Aydın bunu gördüğünde, nasıl allak-bullak olmasın, nasıl baştanbaşa yenilenmesin?
Çalışması artık nihayet bir anlama, bir yönelime sahiptir. Bunun anlamı bir kez kavrandığında, artık yoluna coşkuyla devam etmekten başka yapılacak bir şey yoktur. Bundan böyle aydın, bütün faaliyeti ve benliğiyle insanlığın gerçekliğine yönelmiştir.
Aydının diğer bir rolü de (kendisine düşen payı abartmaksızın) kurulacak bu geleceğin yönetimini ele almak, onun uğruna adanmak ve becerisini başkalarının hizmetine sunmaktır.
Biz insanlar; sınıf mücadeleleri, savaş, yoksulluk yazgısı ve doğal ihtiyaçlarımız tarafından teslim alınmış, kısmen insanımsı bir toplum olduk ve halen de öyleyiz. Ama -yüzyıllardır sürmesine karşın henüz geniş bir topluluğu kapsamasa da- aynı zamanda, bu yazgıya karşı amansız bir mücadeleye girişmiş bir insan toplumuyuz da. Amacı insanın özgürlüğüne kavuşmak olan bu mücadelede -ki bu mücadele yeni bir hümanizmin doğuşuna tanıklık ettiği zamanlarda daha keskindir- bilginler ve sanatçılar hep ön cephede yer aldılar.
Bugün bazı ülkelerde (burada sadece Sovyetler Birliği’ni kastetmiyorum, örneğin fikirlerimizin ve politik özgürlüklerimizin yurdu, aramızdan birçoğunun dilinin vatanı Fransa’da) insanlığın geleceğinin yönetimini berrak görüşlülükle ele almış olan bilim, bilim adamları ve aydınlar; tam bir bilinçle, bilimsel ilerlemenin vaat ettiği daha iyi bir toplumu inşa işine girişmiş bulunuyorlar. Bu toplum, bugünkü tarihsel aşamada Sovyetler Birliği’nin de hakiki manada henüz erişemediği ama modern uygarlık yürüyüşüne adını yazdırdığı savaşsız, sefaletsiz ve sınıfsız bir toplumdur.

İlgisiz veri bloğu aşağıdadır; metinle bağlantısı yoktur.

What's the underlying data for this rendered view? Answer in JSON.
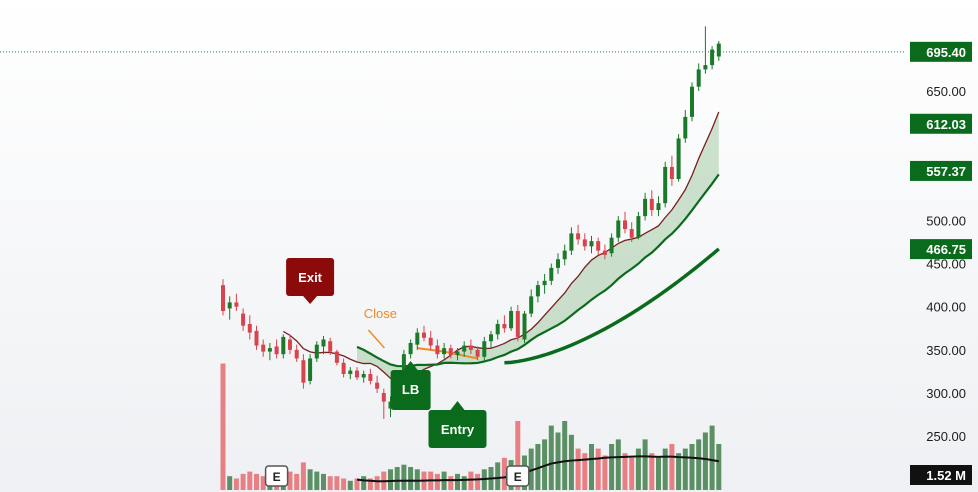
{
  "chart_data": {
    "type": "candlestick",
    "y_axis_ticks": [
      250,
      300,
      350,
      400,
      450,
      500,
      650
    ],
    "ylim": [
      220,
      740
    ],
    "price_tags": [
      {
        "value": 695.4,
        "label": "695.40",
        "color": "#0b6b1d"
      },
      {
        "value": 612.03,
        "label": "612.03",
        "color": "#0b6b1d"
      },
      {
        "value": 557.37,
        "label": "557.37",
        "color": "#0b6b1d"
      },
      {
        "value": 466.75,
        "label": "466.75",
        "color": "#0b6b1d"
      }
    ],
    "volume_tag": {
      "label": "1.52 M",
      "color": "#111111"
    },
    "reference_line": 695.4,
    "candles": [
      {
        "o": 425,
        "h": 432,
        "l": 390,
        "c": 395
      },
      {
        "o": 398,
        "h": 412,
        "l": 385,
        "c": 405
      },
      {
        "o": 405,
        "h": 415,
        "l": 395,
        "c": 400
      },
      {
        "o": 392,
        "h": 398,
        "l": 372,
        "c": 378
      },
      {
        "o": 380,
        "h": 390,
        "l": 362,
        "c": 370
      },
      {
        "o": 372,
        "h": 378,
        "l": 350,
        "c": 355
      },
      {
        "o": 356,
        "h": 362,
        "l": 342,
        "c": 348
      },
      {
        "o": 348,
        "h": 358,
        "l": 338,
        "c": 352
      },
      {
        "o": 354,
        "h": 362,
        "l": 340,
        "c": 345
      },
      {
        "o": 345,
        "h": 368,
        "l": 340,
        "c": 365
      },
      {
        "o": 362,
        "h": 368,
        "l": 345,
        "c": 350
      },
      {
        "o": 350,
        "h": 356,
        "l": 336,
        "c": 340
      },
      {
        "o": 338,
        "h": 345,
        "l": 305,
        "c": 312
      },
      {
        "o": 314,
        "h": 345,
        "l": 310,
        "c": 340
      },
      {
        "o": 340,
        "h": 360,
        "l": 336,
        "c": 356
      },
      {
        "o": 354,
        "h": 366,
        "l": 345,
        "c": 362
      },
      {
        "o": 360,
        "h": 364,
        "l": 344,
        "c": 348
      },
      {
        "o": 348,
        "h": 350,
        "l": 332,
        "c": 335
      },
      {
        "o": 335,
        "h": 340,
        "l": 318,
        "c": 322
      },
      {
        "o": 322,
        "h": 330,
        "l": 316,
        "c": 326
      },
      {
        "o": 326,
        "h": 330,
        "l": 315,
        "c": 318
      },
      {
        "o": 318,
        "h": 326,
        "l": 312,
        "c": 322
      },
      {
        "o": 322,
        "h": 328,
        "l": 310,
        "c": 314
      },
      {
        "o": 312,
        "h": 320,
        "l": 300,
        "c": 305
      },
      {
        "o": 300,
        "h": 305,
        "l": 270,
        "c": 290
      },
      {
        "o": 282,
        "h": 296,
        "l": 272,
        "c": 290
      },
      {
        "o": 292,
        "h": 320,
        "l": 285,
        "c": 316
      },
      {
        "o": 316,
        "h": 350,
        "l": 312,
        "c": 345
      },
      {
        "o": 345,
        "h": 362,
        "l": 340,
        "c": 358
      },
      {
        "o": 356,
        "h": 375,
        "l": 350,
        "c": 370
      },
      {
        "o": 370,
        "h": 378,
        "l": 360,
        "c": 364
      },
      {
        "o": 364,
        "h": 372,
        "l": 350,
        "c": 355
      },
      {
        "o": 355,
        "h": 362,
        "l": 340,
        "c": 345
      },
      {
        "o": 345,
        "h": 358,
        "l": 340,
        "c": 352
      },
      {
        "o": 352,
        "h": 356,
        "l": 340,
        "c": 344
      },
      {
        "o": 344,
        "h": 352,
        "l": 338,
        "c": 348
      },
      {
        "o": 348,
        "h": 360,
        "l": 342,
        "c": 355
      },
      {
        "o": 355,
        "h": 362,
        "l": 345,
        "c": 350
      },
      {
        "o": 350,
        "h": 354,
        "l": 338,
        "c": 342
      },
      {
        "o": 342,
        "h": 365,
        "l": 338,
        "c": 360
      },
      {
        "o": 360,
        "h": 372,
        "l": 352,
        "c": 368
      },
      {
        "o": 368,
        "h": 385,
        "l": 362,
        "c": 380
      },
      {
        "o": 380,
        "h": 390,
        "l": 370,
        "c": 375
      },
      {
        "o": 375,
        "h": 400,
        "l": 372,
        "c": 395
      },
      {
        "o": 395,
        "h": 402,
        "l": 360,
        "c": 365
      },
      {
        "o": 362,
        "h": 395,
        "l": 358,
        "c": 392
      },
      {
        "o": 392,
        "h": 420,
        "l": 388,
        "c": 412
      },
      {
        "o": 412,
        "h": 430,
        "l": 405,
        "c": 425
      },
      {
        "o": 425,
        "h": 438,
        "l": 415,
        "c": 430
      },
      {
        "o": 430,
        "h": 450,
        "l": 425,
        "c": 445
      },
      {
        "o": 445,
        "h": 462,
        "l": 438,
        "c": 455
      },
      {
        "o": 455,
        "h": 472,
        "l": 448,
        "c": 465
      },
      {
        "o": 465,
        "h": 492,
        "l": 460,
        "c": 485
      },
      {
        "o": 485,
        "h": 495,
        "l": 472,
        "c": 478
      },
      {
        "o": 478,
        "h": 485,
        "l": 465,
        "c": 470
      },
      {
        "o": 470,
        "h": 482,
        "l": 462,
        "c": 476
      },
      {
        "o": 476,
        "h": 480,
        "l": 460,
        "c": 465
      },
      {
        "o": 465,
        "h": 472,
        "l": 455,
        "c": 460
      },
      {
        "o": 462,
        "h": 485,
        "l": 458,
        "c": 480
      },
      {
        "o": 480,
        "h": 505,
        "l": 475,
        "c": 500
      },
      {
        "o": 500,
        "h": 510,
        "l": 485,
        "c": 490
      },
      {
        "o": 490,
        "h": 498,
        "l": 475,
        "c": 480
      },
      {
        "o": 480,
        "h": 510,
        "l": 478,
        "c": 505
      },
      {
        "o": 505,
        "h": 532,
        "l": 500,
        "c": 525
      },
      {
        "o": 525,
        "h": 535,
        "l": 505,
        "c": 512
      },
      {
        "o": 512,
        "h": 528,
        "l": 505,
        "c": 520
      },
      {
        "o": 520,
        "h": 568,
        "l": 515,
        "c": 562
      },
      {
        "o": 562,
        "h": 575,
        "l": 540,
        "c": 548
      },
      {
        "o": 548,
        "h": 600,
        "l": 545,
        "c": 595
      },
      {
        "o": 595,
        "h": 628,
        "l": 590,
        "c": 620
      },
      {
        "o": 620,
        "h": 660,
        "l": 615,
        "c": 655
      },
      {
        "o": 655,
        "h": 682,
        "l": 650,
        "c": 675
      },
      {
        "o": 675,
        "h": 725,
        "l": 670,
        "c": 680
      },
      {
        "o": 680,
        "h": 702,
        "l": 675,
        "c": 698
      },
      {
        "o": 690,
        "h": 708,
        "l": 685,
        "c": 705
      }
    ],
    "volumes": [
      55,
      6,
      5,
      7,
      8,
      7,
      6,
      8,
      9,
      10,
      8,
      7,
      12,
      9,
      8,
      7,
      6,
      6,
      5,
      4,
      5,
      6,
      5,
      6,
      8,
      9,
      10,
      11,
      10,
      9,
      8,
      8,
      7,
      8,
      6,
      7,
      6,
      8,
      7,
      9,
      10,
      12,
      14,
      13,
      30,
      15,
      18,
      20,
      22,
      28,
      25,
      30,
      24,
      18,
      16,
      20,
      18,
      15,
      20,
      22,
      16,
      14,
      18,
      22,
      16,
      14,
      18,
      20,
      16,
      18,
      20,
      22,
      25,
      28,
      20
    ],
    "volume_ma": [
      null,
      null,
      null,
      null,
      null,
      null,
      null,
      null,
      null,
      null,
      null,
      null,
      null,
      null,
      null,
      null,
      null,
      null,
      null,
      null,
      4.5,
      4.2,
      4.0,
      3.8,
      3.8,
      3.9,
      4.0,
      4.0,
      4.1,
      4.0,
      4.1,
      4.2,
      4.2,
      4.3,
      4.3,
      4.3,
      4.4,
      4.5,
      4.6,
      4.8,
      5.0,
      5.2,
      5.5,
      6.0,
      6.8,
      7.5,
      8.5,
      9.5,
      10.5,
      11.5,
      12.0,
      12.5,
      12.8,
      13.0,
      13.2,
      13.5,
      13.7,
      14.0,
      14.2,
      14.3,
      14.4,
      14.5,
      14.6,
      14.6,
      14.5,
      14.4,
      14.5,
      14.5,
      14.3,
      14.2,
      14.0,
      13.8,
      13.5,
      13.0,
      12.5
    ],
    "annotations": [
      {
        "type": "flag-down",
        "label": "Exit",
        "index": 13,
        "color": "#8b0a0a"
      },
      {
        "type": "flag-up",
        "label": "LB",
        "index": 28,
        "color": "#0b6b1d"
      },
      {
        "type": "flag-up",
        "label": "Entry",
        "index": 35,
        "color": "#0b6b1d"
      },
      {
        "type": "text",
        "label": "Close",
        "index": 22,
        "color": "#f08a24"
      },
      {
        "type": "earnings",
        "label": "E",
        "index": 8
      },
      {
        "type": "earnings",
        "label": "E",
        "index": 44
      }
    ]
  }
}
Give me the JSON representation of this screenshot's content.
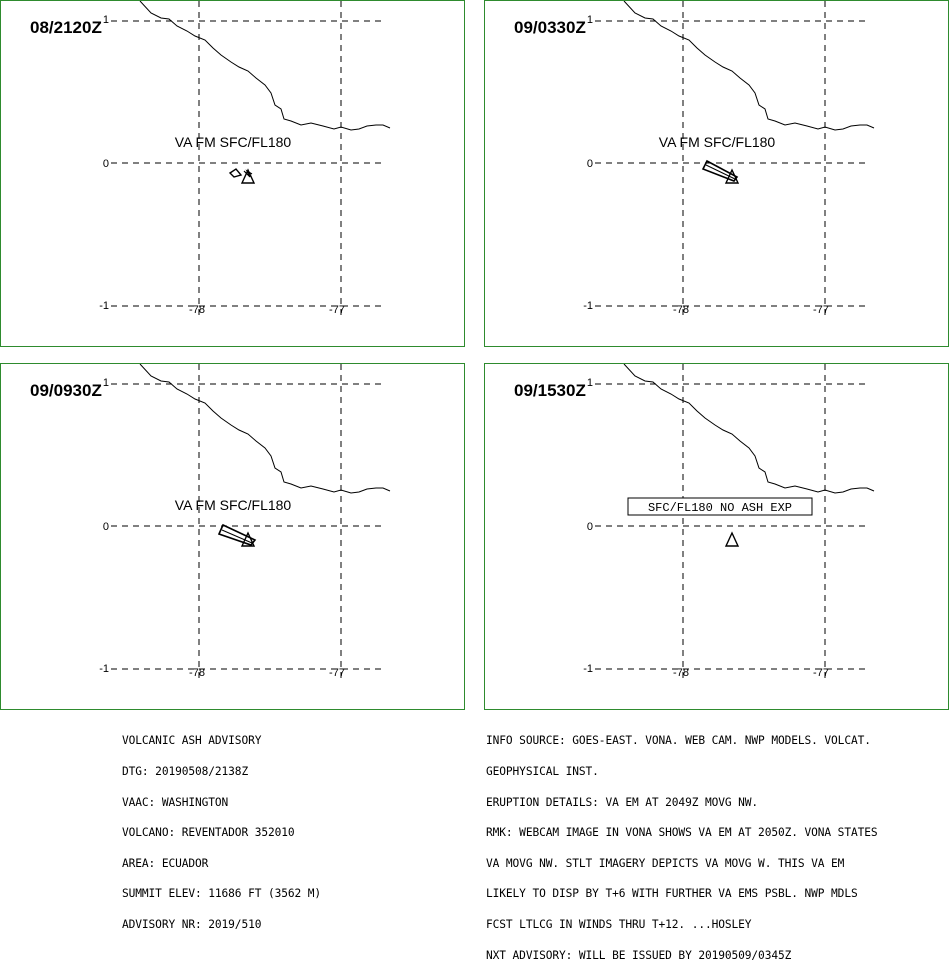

Araştırma alanı ne kadar sınırlı olursa olsun -bizzat kendi varlık nedenine ihanet etmediği müddetçe- bir aydın, Ekim Devrimi’nin anlamını kavradığı andan itibaren sarsılmaz bir güven kazanacaktır. Ve böylece aşırı bir tecrit ortamına sürüklenmiş olan aydın yeniden, başka insanlara bağlanmıştır. Buradaki bağlanmanın, gönülsüzce ve iple bağlanmış olmakla bir alakası yoktur. Ama illa da iple bağlanmak diyorsanız, o da, ileride bizi bekleyen sarp zirvelere tırmanmak için gereklidir.
Bu ortak ve uyumlu çabada artık aydının günlük çalışmasında her şey yeni ve insani bir anlam kazanır. İnsan-dışılaşmış ve anarşik bir toplumda yapılan yeni bir buluş, insanlık dışı sonuçlar doğururken; aynı buluş insanın kendi yerini bulduğu ve her bir şeyi yerli yerine oturttuğu başka bir toplumda yüksek insani bir değer kazanır. Bu sadece bir örnekle, maddenin parçalanmasının keşfedilmesi örneğiyle bile kanıtlanabilir: Atom bombası bir yerde insanın yok edilmesine yararken, başka bir yerde aynı insanın kurtuluşuna ve güç kazanmasına hizmet etmektedir.
Ama burada kafası berrak aydın için, eskilerin dediği gibi bilge kişi için kuşkuya yer yoktur. O, zamanla ve hele de herkesin çabasıyla ilerlemenin hep üstün çıkacağını bilir. Geçenlerde bana aktarılan güzel bir özdeyişte söylendiği gibi; “İnsanlık, yavaş yavaş da olsa sonuçta ve her zaman, bilge kişilerin hayallerini gerçeğe dönüştürür.”
Ve bugün hayaller artık hayal olmaktan çıkmış, gerçekleşmeye başlamışlardır.

(Bu yazı, 1948 yılında İsviçre-Sovyetler Birliği Derneği’nde yapılan konuşmanın metnidir.)